Think implementation of
'DataRepeater'.
3) Controls that represent unrelated
functionality to the page they appear
on. This could be anything from a
banner rotator, to a feedback form,
store locator, mailing list signup.
The key point being it doesn't care
what page it is put on.
Because of the way the ViewData model works there only exists one model object per request - thats to say anything the subcontrols need must be present in the page model.
Ultimately the MVC team will hopefully come out with a true 'subcontroller' model, but until then I'm just adding anything to the main page model that the child controls also need.
In the case of (3) above this means my model for 'ProductModel' may have to contain a field for 'MailingListSignup' model. Obviously that is not ideal, but i've accepted this at the best compromise with the current framework - and least likely to 'close any doors' to a future subcontroller model.
The controller should be responsible for getting the data for a model because the model should really just be a dumb data structure that doesn't know where it gets its data from. But I don't want the controller to have to create the model in several different places.
What I have begun doing is creating a factory to create me the model. This factory is called by the controller (the model doesn't know about the factory).

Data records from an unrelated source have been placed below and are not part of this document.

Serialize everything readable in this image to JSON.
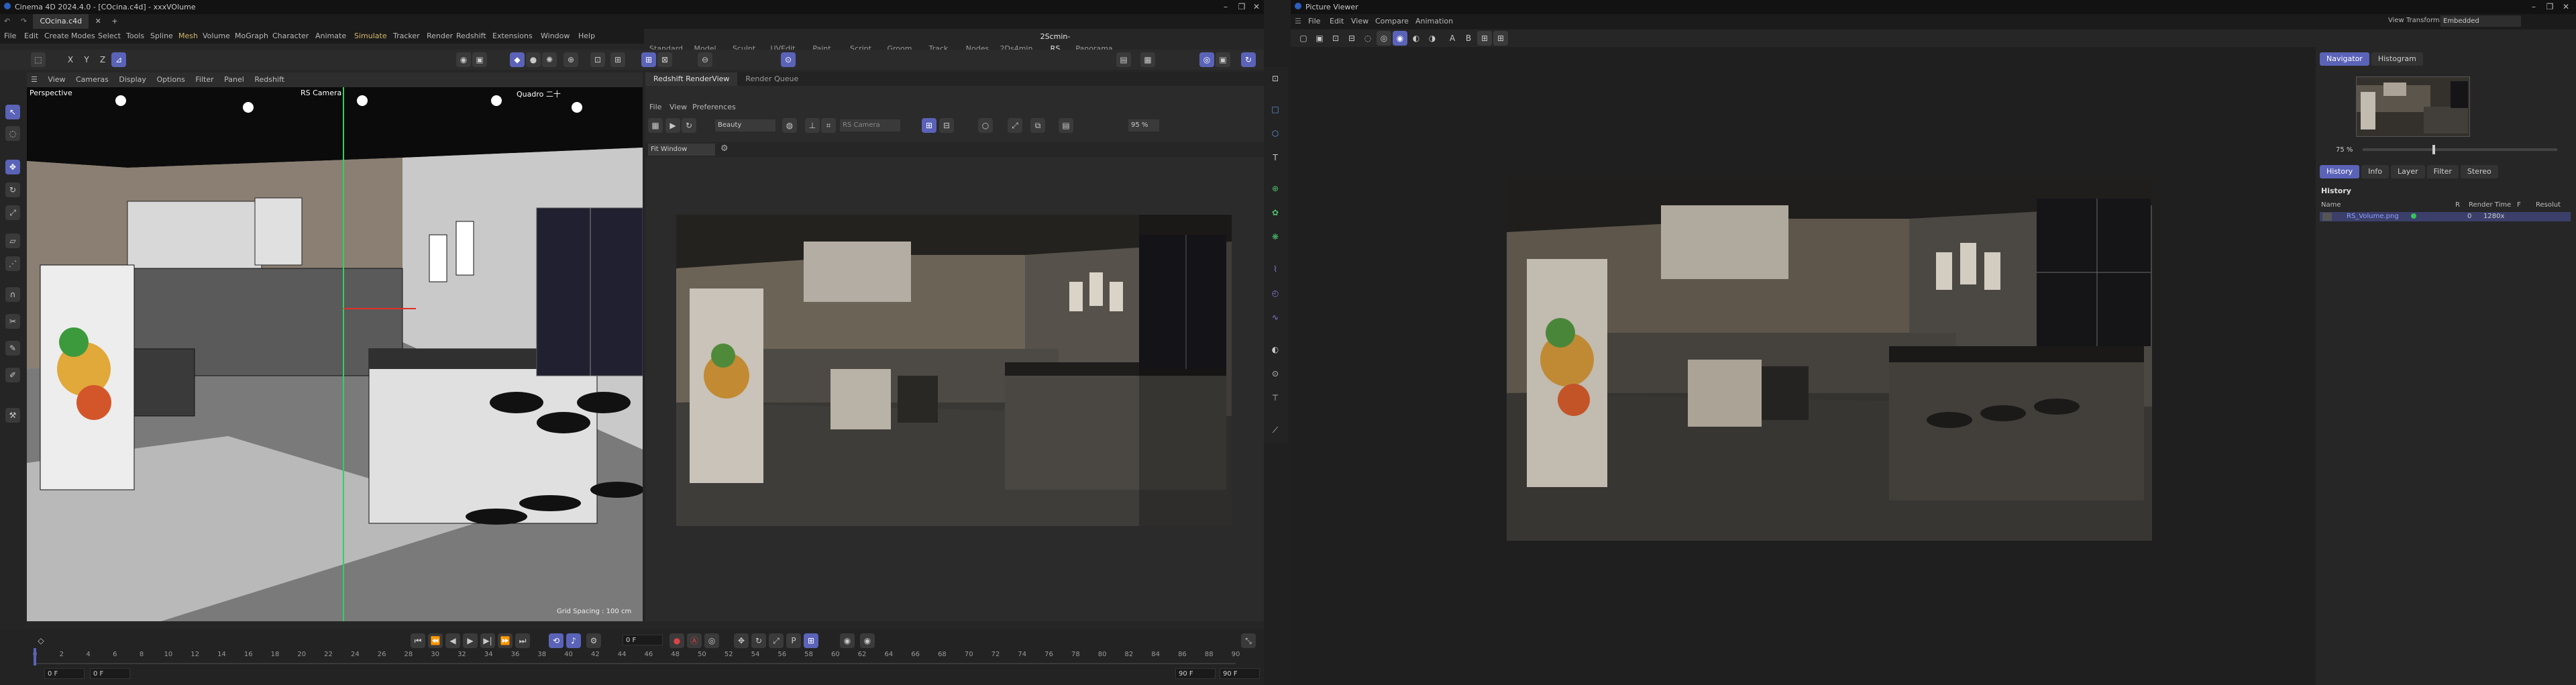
{
  "c4d": {
    "title": "Cinema 4D 2024.4.0 - [COcina.c4d] - xxxVOlume",
    "file_tab": "COcina.c4d",
    "menu": [
      "File",
      "Edit",
      "Create",
      "Modes",
      "Select",
      "Tools",
      "Spline",
      "Mesh",
      "Volume",
      "MoGraph",
      "Character",
      "Animate",
      "Simulate",
      "Tracker",
      "Render",
      "Redshift",
      "Extensions",
      "Window",
      "Help"
    ],
    "layouts": [
      "Standard",
      "Model",
      "Sculpt",
      "UVEdit",
      "Paint",
      "Script",
      "Groom",
      "Track",
      "Nodes",
      "2Ds4min",
      "2Scmin-RS",
      "Panorama"
    ],
    "active_layout": "2Scmin-RS",
    "viewport_menu": [
      "View",
      "Cameras",
      "Display",
      "Options",
      "Filter",
      "Panel",
      "Redshift"
    ],
    "viewport": {
      "label_perspective": "Perspective",
      "label_camera": "RS Camera",
      "label_quad": "Quadro 二十",
      "grid_spacing": "Grid Spacing : 100 cm"
    },
    "renderview": {
      "tabs": [
        "Redshift RenderView",
        "Render Queue"
      ],
      "menu": [
        "File",
        "View",
        "Preferences"
      ],
      "aov": "Beauty",
      "camera": "RS Camera",
      "zoom": "95 %",
      "fit": "Fit Window"
    },
    "timeline": {
      "current_frame": "0 F",
      "start": "0 F",
      "min": "0 F",
      "end": "90 F",
      "max": "90 F",
      "ticks": [
        "0",
        "2",
        "4",
        "6",
        "8",
        "10",
        "12",
        "14",
        "16",
        "18",
        "20",
        "22",
        "24",
        "26",
        "28",
        "30",
        "32",
        "34",
        "36",
        "38",
        "40",
        "42",
        "44",
        "46",
        "48",
        "50",
        "52",
        "54",
        "56",
        "58",
        "60",
        "62",
        "64",
        "66",
        "68",
        "70",
        "72",
        "74",
        "76",
        "78",
        "80",
        "82",
        "84",
        "86",
        "88",
        "90"
      ]
    }
  },
  "pv": {
    "title": "Picture Viewer",
    "menu": [
      "File",
      "Edit",
      "View",
      "Compare",
      "Animation"
    ],
    "view_transform_label": "View Transform:",
    "view_transform_value": "Embedded",
    "nav_tabs": [
      "Navigator",
      "Histogram"
    ],
    "zoom": "75 %",
    "tabs": [
      "History",
      "Info",
      "Layer",
      "Filter",
      "Stereo"
    ],
    "history_title": "History",
    "columns": [
      "Name",
      "R",
      "Render Time",
      "F",
      "Resolut"
    ],
    "row": {
      "name": "RS_Volume.png",
      "frame": "0",
      "res": "1280x"
    }
  },
  "colors": {
    "accent": "#5a63b8",
    "panel": "#262626",
    "title": "#121212"
  }
}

public static class JoinMailingListModelFactory {
public static JoinMailingListModel CreateJoinMailingListModel() {
return new JoinMailingListModel()
{
MailingLists = MailingListCache.GetPartnerMailingLists();
};
}
}
So my actual question is how are other people with this same issue actually creating the models. What is going to be the best approach for future compatibility with new MVC features?
NB: There are issues with RenderAction() that I won't go into here - not least that its only in MVCContrib and not going to be in the RTM version of ASP.NET-MVC. Other issues caused sufficent problems that I elected not to use it. So lets pretend for now that only RenderPartial() exists - or at least that thats what I've decided to use.

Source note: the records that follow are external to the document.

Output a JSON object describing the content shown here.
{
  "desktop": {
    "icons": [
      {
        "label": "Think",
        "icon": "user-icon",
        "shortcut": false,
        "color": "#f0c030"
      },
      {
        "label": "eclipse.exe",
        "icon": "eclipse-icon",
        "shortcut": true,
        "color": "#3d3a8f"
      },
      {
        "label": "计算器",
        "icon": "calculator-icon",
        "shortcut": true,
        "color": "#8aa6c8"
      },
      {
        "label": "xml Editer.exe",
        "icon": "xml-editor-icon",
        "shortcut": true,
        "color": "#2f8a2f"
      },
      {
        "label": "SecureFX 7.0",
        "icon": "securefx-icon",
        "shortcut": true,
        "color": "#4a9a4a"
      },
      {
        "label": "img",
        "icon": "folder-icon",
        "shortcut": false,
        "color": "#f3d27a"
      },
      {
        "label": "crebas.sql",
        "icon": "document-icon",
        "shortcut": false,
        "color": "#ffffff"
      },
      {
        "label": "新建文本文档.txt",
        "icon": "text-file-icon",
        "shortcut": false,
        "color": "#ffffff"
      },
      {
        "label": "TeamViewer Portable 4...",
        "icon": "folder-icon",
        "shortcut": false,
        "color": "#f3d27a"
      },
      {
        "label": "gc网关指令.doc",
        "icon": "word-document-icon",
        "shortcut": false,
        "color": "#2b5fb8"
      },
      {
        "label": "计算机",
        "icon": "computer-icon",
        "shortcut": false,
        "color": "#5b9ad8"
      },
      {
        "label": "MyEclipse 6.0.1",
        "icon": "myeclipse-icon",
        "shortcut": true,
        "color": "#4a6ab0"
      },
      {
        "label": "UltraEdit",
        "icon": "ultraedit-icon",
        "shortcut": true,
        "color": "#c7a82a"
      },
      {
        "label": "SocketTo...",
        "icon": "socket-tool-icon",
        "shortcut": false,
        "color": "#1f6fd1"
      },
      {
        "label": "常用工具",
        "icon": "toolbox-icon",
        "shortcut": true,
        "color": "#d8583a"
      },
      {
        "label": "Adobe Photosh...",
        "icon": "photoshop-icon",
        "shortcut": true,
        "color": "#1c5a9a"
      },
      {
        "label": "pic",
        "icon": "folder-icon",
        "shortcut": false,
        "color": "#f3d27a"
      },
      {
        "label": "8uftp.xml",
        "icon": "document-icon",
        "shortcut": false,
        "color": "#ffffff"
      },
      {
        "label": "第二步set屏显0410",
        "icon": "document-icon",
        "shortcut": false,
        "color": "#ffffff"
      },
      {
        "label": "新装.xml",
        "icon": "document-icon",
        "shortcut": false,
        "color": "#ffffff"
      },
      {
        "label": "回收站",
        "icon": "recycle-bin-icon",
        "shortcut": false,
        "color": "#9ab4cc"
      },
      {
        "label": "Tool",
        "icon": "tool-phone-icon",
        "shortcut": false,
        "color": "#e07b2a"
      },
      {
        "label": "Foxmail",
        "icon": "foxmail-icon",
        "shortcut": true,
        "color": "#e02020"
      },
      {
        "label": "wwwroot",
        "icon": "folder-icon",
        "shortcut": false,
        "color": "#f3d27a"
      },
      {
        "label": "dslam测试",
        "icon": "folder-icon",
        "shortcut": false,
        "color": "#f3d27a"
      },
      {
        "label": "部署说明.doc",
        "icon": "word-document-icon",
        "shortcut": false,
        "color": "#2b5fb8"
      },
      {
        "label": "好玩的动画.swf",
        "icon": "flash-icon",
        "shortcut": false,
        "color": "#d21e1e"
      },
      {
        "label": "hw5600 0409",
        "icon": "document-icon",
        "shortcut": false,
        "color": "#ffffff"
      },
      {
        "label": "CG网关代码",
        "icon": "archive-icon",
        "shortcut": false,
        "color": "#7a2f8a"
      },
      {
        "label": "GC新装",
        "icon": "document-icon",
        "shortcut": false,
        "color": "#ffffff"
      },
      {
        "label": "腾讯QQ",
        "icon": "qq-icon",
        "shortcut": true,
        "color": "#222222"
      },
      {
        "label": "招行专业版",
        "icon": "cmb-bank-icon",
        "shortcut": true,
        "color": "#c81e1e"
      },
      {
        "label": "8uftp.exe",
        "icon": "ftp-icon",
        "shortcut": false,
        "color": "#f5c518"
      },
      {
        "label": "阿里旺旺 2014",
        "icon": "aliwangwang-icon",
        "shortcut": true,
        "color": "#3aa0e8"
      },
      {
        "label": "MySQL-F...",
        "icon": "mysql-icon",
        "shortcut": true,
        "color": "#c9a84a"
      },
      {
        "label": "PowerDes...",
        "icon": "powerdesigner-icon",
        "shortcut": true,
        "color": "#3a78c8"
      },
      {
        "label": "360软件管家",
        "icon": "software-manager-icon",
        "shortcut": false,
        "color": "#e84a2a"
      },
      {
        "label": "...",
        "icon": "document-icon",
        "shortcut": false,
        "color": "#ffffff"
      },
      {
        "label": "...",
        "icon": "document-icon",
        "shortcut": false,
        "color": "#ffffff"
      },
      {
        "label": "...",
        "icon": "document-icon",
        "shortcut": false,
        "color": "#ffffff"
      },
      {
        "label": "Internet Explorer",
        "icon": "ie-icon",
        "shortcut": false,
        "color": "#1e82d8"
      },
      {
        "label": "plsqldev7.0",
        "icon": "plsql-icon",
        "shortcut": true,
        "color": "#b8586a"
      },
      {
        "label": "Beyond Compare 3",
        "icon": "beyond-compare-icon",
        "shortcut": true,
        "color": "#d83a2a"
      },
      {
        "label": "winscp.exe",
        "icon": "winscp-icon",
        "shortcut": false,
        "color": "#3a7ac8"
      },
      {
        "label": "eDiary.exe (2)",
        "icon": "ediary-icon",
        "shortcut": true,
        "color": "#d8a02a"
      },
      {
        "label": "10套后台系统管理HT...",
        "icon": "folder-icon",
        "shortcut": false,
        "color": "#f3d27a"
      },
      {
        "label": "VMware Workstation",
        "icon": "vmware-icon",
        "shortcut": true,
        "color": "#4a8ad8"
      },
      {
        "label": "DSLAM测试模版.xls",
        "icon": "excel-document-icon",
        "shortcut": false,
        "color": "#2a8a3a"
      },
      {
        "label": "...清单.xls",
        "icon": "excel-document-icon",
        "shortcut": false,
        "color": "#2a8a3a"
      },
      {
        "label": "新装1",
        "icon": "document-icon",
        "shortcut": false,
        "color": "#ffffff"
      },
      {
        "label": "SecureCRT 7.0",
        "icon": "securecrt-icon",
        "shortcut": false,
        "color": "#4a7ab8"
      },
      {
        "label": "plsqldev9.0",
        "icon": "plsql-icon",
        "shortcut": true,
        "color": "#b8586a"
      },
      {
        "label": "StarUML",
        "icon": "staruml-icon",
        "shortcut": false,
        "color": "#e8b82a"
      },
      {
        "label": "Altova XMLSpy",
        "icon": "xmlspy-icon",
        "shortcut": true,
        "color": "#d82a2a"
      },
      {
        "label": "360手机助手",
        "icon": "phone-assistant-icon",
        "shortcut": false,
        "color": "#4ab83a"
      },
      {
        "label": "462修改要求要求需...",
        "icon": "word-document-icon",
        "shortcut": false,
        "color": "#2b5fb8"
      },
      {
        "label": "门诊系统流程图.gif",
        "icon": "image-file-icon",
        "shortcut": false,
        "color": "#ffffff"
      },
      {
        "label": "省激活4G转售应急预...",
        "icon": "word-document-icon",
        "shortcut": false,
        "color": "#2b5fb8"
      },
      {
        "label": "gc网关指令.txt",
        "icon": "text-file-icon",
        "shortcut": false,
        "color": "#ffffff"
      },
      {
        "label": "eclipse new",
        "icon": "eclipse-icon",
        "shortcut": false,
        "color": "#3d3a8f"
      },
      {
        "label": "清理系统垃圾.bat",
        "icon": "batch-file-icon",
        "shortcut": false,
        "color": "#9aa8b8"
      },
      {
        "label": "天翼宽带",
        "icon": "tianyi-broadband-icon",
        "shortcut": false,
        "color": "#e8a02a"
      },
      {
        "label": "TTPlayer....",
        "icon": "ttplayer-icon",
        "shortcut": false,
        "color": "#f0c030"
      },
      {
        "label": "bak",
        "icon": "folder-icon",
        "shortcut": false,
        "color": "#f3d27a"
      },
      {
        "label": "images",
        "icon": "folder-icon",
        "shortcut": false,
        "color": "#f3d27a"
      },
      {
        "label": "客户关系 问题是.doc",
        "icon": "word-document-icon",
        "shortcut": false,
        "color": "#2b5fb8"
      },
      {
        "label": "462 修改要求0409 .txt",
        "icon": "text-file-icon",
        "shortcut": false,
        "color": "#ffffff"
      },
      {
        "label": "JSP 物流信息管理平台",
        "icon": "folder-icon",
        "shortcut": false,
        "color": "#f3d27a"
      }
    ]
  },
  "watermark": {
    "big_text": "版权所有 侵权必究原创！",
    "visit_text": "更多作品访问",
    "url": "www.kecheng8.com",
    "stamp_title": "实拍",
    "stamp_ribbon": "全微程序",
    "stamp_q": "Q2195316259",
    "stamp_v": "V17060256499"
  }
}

Instead of adding things like MailingListSignup as a property of your ProductModel, encapsulate both at the same level in a class like ProductViewModel that looks like:
public class ProductViewModel() {
public ProductModel productModel;
public MailingListSignup signup;
}
Then get your View to be strongly-typed to the ProductViewModel class. You can access the ProductModel by calling Model.productModel, and you can access the signup class using Model.signup.
This is a loose interpretation of Fowler's 'Presentation Model' (http://martinfowler.com/eaaDev/PresentationModel.html), but I've seen it used by some Microsoft devs, such as Rob Conery and Stephen Walther.

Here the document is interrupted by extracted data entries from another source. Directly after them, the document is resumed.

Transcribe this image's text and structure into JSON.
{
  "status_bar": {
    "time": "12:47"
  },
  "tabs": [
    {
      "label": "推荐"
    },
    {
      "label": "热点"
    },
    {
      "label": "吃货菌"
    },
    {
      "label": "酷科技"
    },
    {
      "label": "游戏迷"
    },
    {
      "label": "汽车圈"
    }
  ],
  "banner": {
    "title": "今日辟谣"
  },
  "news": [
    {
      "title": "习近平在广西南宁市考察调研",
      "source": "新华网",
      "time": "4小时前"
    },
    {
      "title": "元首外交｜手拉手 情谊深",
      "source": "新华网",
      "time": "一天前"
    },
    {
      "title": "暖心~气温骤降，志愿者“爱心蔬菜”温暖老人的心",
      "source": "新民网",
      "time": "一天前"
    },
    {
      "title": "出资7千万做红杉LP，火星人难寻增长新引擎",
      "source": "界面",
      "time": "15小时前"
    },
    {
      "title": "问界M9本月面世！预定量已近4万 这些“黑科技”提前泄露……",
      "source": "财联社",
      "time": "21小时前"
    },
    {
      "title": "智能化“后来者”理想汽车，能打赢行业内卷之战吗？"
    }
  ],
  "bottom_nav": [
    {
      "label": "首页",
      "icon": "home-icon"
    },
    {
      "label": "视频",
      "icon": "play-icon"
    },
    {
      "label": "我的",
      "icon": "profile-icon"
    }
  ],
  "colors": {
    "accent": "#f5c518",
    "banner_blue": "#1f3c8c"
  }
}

One approach I've seen for this scenario is to use an action-filter to populate the data for the partial view - i.e. subclass ActionFilterAttribute. In the OnActionExecuting, add the data into the ViewData. Then you just have to decorate the different actions that use that partial view with the filter.
There's a RenderPartial overload I use that let's you specify a new ViewData and Model:
RenderPartial code
If you look at the previous link of the MVC source code, as well as the following (look for RenderPartialInternal method):
RenderPartialInternal code
you can see that if basically copies the viewdata you pass creating a new Dictionary and sets the Model to be used in the control. So the page can have a Model, but then pass a different Model to the sub-control.
If the sub-controls aren't referred directly from the main View Model, you could do the trick Marc Gravell mentions to add your custom logic.
One method I tried was to use a strongly typed partial view with an interface. In most situations an agregated ViewModel is the better way, but I still want to share this.
<%# Control Language="C#" Inherits="System.Web.Mvc.ViewUserControl<IMailingListSignup>" %>
The Viewmodel implements the interface
public class ProductViewModel:IMailingListSignup
Thats not perfect at all but solves some issues: You can still easily map properties from your route to the model. I am not shure if you can have a route parameter map to the properties of MailingListSignup otherwise.
You still have the problem of filling the Model. If its not to late I prefer to do it in OnActionExecuted. I dont see how you can fill a Model in OnActionExecuting.